Ngõ 224 Lê Duẩn  is a narrow alley in Hanoi’s Old Quarter, known as “The Train Street”, which sees a twice-daily speeding train pass close to buildings on either side of the tracks (the railroad tracks take up nearly the entirety of the “train street”).  The track was built by the French in 1902 and is still an active rail line as of 2023. 

The train passes at 3pm and 7pm daily, on the rail line between Hanoi and Ho Chi Minh City in the south.  The alley is so narrow that local residents must remove their personal belongings, including bicycles and children, before the train passes. Locals often sit on the tracks, drinking tea and playing checkers. 

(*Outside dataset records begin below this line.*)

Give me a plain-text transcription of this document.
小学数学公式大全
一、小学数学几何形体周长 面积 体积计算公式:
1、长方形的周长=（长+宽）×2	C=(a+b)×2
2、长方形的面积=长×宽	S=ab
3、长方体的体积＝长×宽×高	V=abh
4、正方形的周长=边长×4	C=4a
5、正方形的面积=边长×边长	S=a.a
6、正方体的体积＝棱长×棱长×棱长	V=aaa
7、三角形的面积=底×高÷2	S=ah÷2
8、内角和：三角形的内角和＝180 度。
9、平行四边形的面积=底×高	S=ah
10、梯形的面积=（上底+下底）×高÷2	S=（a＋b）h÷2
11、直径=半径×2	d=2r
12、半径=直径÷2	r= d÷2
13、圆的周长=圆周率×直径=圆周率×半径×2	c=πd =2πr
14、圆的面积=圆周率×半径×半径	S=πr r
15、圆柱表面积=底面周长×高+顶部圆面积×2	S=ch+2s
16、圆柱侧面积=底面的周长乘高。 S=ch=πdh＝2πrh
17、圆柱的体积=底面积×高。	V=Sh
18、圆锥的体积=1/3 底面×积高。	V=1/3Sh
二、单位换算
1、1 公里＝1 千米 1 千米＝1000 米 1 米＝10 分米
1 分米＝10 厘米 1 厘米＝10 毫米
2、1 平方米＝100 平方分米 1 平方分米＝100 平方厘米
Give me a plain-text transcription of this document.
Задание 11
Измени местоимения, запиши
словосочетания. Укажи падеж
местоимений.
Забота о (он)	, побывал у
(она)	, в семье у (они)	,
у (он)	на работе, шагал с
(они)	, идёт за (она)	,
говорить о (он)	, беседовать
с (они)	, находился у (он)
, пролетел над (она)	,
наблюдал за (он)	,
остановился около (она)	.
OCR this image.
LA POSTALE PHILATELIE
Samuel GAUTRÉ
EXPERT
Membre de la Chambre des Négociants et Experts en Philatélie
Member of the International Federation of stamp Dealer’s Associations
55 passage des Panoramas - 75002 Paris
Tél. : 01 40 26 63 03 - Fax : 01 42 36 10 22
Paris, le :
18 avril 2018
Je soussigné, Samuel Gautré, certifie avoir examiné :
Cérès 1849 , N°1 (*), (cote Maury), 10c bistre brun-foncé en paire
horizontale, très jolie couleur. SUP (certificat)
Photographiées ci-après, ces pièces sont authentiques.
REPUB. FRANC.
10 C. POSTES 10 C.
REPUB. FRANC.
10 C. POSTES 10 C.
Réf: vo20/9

The street has become a popular tourist stop in Hanoi, but was closed to tourists by local authorities in October 2019 for security reasons, fearing a severe accident. Tourists would often stop and take pictures to post on social media along the narrow alley. In more recent times, the street was home to squatters and drug addicts amongst numerous cafes and residential buildings.  The overcrowded street caused the need to reroute a local train on October 6, 2019, prompting the closure. Local cafes have sprung up to serve the bustling tourist trade along the street and owners are concerned over the loss of business the closure will bring.  The VN Express newspaper cites a train driver that has had three close calls with tourists on the tracks, once only stopping only meters from the woman who was taking pictures of the train. 

Tourists can safely watch the train from the outdoor seating areas of the local cafes; owners will typically move their stools closer to the wall and advise patrons to do so as the train approaches. Many will also post train times on chalk boards in their establishments.